I wasn’t interested.
Maybe it was because I was in college. Maybe it was because I had more pressing issues such as finals, paying the rent, and parties. But after that, things just weren’t the same. I was transformed. I was a Pirates fan. And not only a fan, but I was hooked, attending about 10-12 games a season and watching almost every game on TV.
The Pirates went on to get more recognizable talent. With four straight 35+ home run seasons, Brian Giles is still the best Pirate in the past 20 years dating back to Barry Bonds. Aramis Ramirez went on to a great career and Jason Bay was Rookie of the Year and a multi-year All-Star. And then there was the new ballpark in 2001.
If it weren’t for that pesky ‘winning’ thing, I’d be fully content.

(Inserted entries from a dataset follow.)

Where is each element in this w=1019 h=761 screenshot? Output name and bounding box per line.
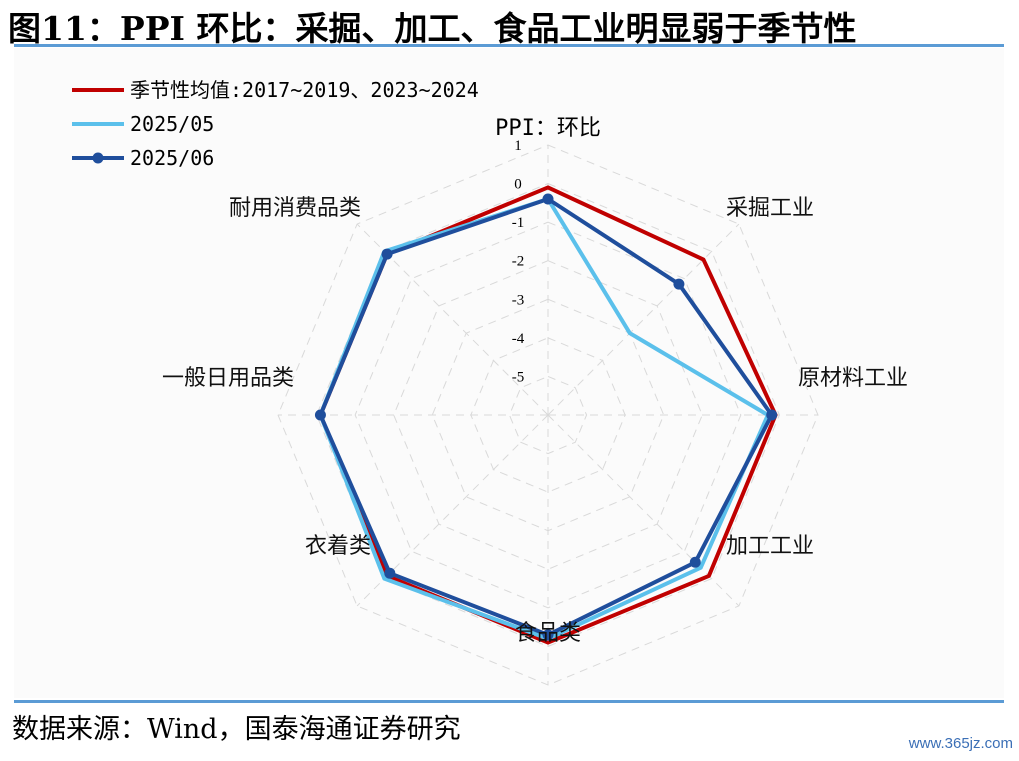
radius-tick-labels: 1 0 -1 -2 -3 -4 -5	[512, 138, 525, 385]
category-label: 衣着类	[305, 534, 371, 559]
series-point	[381, 248, 393, 260]
source-note: 数据来源：Wind，国泰海通证券研究	[12, 714, 461, 745]
category-label: 原材料工业	[798, 366, 908, 391]
legend-label: 季节性均值:2017~2019、2023~2024	[130, 78, 479, 102]
watermark: www.365jz.com	[908, 735, 1013, 752]
category-label: 一般日用品类	[162, 366, 294, 391]
category-label: 加工工业	[726, 534, 814, 559]
chart-title: PPI：环比	[495, 116, 601, 141]
radius-tick-label: -3	[512, 292, 525, 308]
radius-tick-label: -5	[512, 369, 525, 385]
legend: 季节性均值:2017~2019、2023~2024 2025/05 2025/06	[72, 78, 479, 170]
grid-ring	[470, 337, 626, 493]
series-point	[542, 193, 554, 205]
series-point	[766, 409, 778, 421]
bottom-rule	[14, 700, 1004, 703]
radius-tick-label: 1	[514, 138, 522, 154]
series-point	[384, 567, 396, 579]
category-label: 耐用消费品类	[229, 196, 361, 221]
radius-tick-label: -2	[512, 254, 525, 270]
legend-marker	[92, 152, 104, 164]
radius-tick-label: -4	[512, 331, 525, 347]
series-point	[673, 278, 685, 290]
series-point	[542, 629, 554, 641]
series-point	[689, 556, 701, 568]
grid-spoke	[547, 414, 740, 607]
grid-ring	[354, 221, 742, 609]
grid-ring	[393, 260, 703, 570]
legend-label: 2025/05	[130, 112, 214, 136]
top-rule	[14, 44, 1004, 47]
grid-ring	[508, 375, 588, 455]
plot-background	[14, 48, 1004, 698]
radius-tick-label: 0	[514, 177, 522, 193]
category-label: 食品类	[515, 621, 581, 646]
series-point	[314, 409, 326, 421]
figure-title: 图11：PPI 环比：采掘、加工、食品工业明显弱于季节性	[8, 9, 857, 48]
legend-label: 2025/06	[130, 146, 214, 170]
radar-grid	[277, 144, 819, 686]
grid-spoke	[547, 223, 740, 416]
series-layer	[314, 185, 778, 645]
radius-tick-label: -1	[512, 215, 525, 231]
category-label: 采掘工业	[726, 196, 814, 221]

Ah, yes, the winning. Why are the Pirates one of those MLB teams that don’t actually win? Well, there are a number of reasons. Some of it could be management. In the past, it seemed like they always got rid of star talent (some of which has worked, and some of which hasn’t). There have been the halfway-rebuilding years to the all-out rebuilding years, which we saw a couple of seasons ago. And, like any fan, I’m not sure I always agree with the decisions.
For instance, not finding a way to keep Barry Bonds was probably a mistake, regardless of what you think of his career. He went on to win five more MVPs, after all. Trading a budding All-Star in Ramirez for something along the lines of a few pouches of Big League Chewand a 1988 Topps baseball card set maybe wasn’t a great idea, either. And I can’t say that I was on board with dumping Bay, who had become a good young power hitter, for a minor league prospect and three guys who are no longer with the team.

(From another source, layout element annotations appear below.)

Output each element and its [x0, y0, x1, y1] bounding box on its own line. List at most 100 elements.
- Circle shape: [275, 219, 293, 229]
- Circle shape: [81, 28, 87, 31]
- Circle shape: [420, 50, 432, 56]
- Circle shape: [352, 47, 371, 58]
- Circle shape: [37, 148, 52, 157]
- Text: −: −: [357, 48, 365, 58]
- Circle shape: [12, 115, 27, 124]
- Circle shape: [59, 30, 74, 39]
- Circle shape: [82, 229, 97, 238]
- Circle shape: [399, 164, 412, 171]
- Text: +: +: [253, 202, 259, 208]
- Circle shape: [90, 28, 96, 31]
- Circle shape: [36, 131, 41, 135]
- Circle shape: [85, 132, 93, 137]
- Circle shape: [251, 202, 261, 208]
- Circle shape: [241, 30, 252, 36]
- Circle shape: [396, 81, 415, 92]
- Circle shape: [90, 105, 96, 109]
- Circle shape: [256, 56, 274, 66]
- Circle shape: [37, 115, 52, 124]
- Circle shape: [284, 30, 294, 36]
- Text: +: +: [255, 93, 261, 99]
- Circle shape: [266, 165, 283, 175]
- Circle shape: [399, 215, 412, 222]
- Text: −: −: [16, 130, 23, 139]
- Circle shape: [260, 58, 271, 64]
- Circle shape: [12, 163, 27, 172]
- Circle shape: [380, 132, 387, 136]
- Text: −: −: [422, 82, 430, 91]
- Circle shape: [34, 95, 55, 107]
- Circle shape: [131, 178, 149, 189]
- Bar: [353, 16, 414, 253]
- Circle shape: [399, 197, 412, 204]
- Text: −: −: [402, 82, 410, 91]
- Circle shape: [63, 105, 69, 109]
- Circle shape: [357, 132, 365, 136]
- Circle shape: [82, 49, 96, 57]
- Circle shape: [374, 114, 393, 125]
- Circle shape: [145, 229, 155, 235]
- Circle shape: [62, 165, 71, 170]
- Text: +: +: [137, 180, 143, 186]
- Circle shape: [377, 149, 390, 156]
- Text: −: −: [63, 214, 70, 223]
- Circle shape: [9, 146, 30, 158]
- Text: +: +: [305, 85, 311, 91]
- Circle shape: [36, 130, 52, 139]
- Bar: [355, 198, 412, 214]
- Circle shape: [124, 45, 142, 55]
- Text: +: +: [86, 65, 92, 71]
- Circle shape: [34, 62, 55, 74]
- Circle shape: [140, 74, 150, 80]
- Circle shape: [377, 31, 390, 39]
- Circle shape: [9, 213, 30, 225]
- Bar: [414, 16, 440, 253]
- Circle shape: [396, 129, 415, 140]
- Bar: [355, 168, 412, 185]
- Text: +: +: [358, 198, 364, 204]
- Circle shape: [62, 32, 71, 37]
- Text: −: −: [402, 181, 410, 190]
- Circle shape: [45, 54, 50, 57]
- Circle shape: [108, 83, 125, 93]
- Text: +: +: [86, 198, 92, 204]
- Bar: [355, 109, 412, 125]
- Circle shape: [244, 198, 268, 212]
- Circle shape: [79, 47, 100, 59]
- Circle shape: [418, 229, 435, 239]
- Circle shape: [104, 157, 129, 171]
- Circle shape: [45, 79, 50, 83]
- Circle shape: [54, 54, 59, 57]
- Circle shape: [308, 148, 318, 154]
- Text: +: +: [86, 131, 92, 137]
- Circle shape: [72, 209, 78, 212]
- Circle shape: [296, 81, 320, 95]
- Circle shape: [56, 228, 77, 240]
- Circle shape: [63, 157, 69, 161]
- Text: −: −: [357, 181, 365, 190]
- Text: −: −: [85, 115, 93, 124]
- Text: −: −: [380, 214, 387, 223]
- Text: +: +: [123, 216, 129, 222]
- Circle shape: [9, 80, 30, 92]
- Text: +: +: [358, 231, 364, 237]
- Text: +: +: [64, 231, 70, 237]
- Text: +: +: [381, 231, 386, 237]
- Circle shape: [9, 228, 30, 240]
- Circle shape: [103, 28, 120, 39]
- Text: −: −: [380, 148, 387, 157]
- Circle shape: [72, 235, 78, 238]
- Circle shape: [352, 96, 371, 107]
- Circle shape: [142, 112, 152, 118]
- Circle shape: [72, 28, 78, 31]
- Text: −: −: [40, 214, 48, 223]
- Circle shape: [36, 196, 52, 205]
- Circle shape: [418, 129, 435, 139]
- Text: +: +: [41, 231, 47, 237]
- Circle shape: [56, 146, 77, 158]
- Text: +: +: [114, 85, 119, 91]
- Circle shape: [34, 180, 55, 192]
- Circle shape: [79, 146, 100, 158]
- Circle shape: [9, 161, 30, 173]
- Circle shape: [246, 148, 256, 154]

Then, you’ve got the “Who saw that coming?” category. The Pirates put Jose Bautista, who had done little to suggest he was a major power threat, on waivers. He had 43 home runs total in several years as a Pirate, but had 54 last year alone, leading the AL. Jason Schmidt went 44-47 in Pittsburgh, but 79-41 the rest of his career. Heck, he didn’t even wait to become a star as he went 7-1 and lowered his ERA by more than a run the rest of 2001 after he was traded.

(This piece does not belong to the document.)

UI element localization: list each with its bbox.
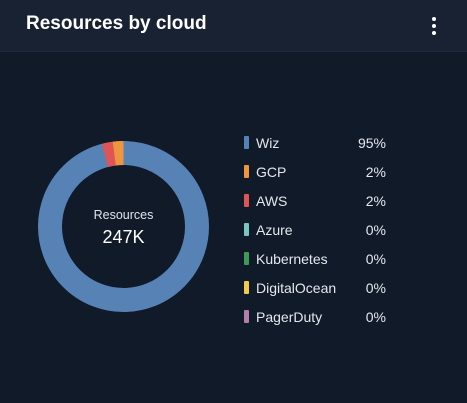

Last, there are the high draft picks that never panned out. I give you Pittsburgh’s first-round selections since 1990:
Kurt Miller (1990), Jon Farrell (1991), Charles Peterson (1993), Mark Farris (1994), J.J. Davis (1997), Clint Johnston (1998), Bobby Bradley (1999), John Van Benschoten (2001), and Bryan Bullington (2002) all either never made it to the majors or only were there long enough for a cup of coffee. It’s hard to have success when the guys you draft don’t become even serviceable MLB players.
Chad Hermansen (1995), Kris Benson (1996), and Sean Burnett (2000) had middling careers, but certainly didn’t pan out to anything close to what a first-round pick should. Of former Pirates, only Jason Kendall (1993) went on to have a pretty solid career.
But things have been getting better. The drafts since 2004 have produced guys like Andrew McCutchen, Neil Walker, and Pedro Alvarez – all of whom are starting on the major league level. Jose Tabata is a capable leadoff man who was pilfered from the Yankees, and the minor league system still has several quality candidates to join the team in the next year or two. Now, more than ever in recent memory, the team is loading up young players and has a core of talent that makes you think it can compete in a year or two.
So I hope. And I root.
The fact is that things are finally looking up. I know, I know – we’ve been saying that since 1992. But trust me.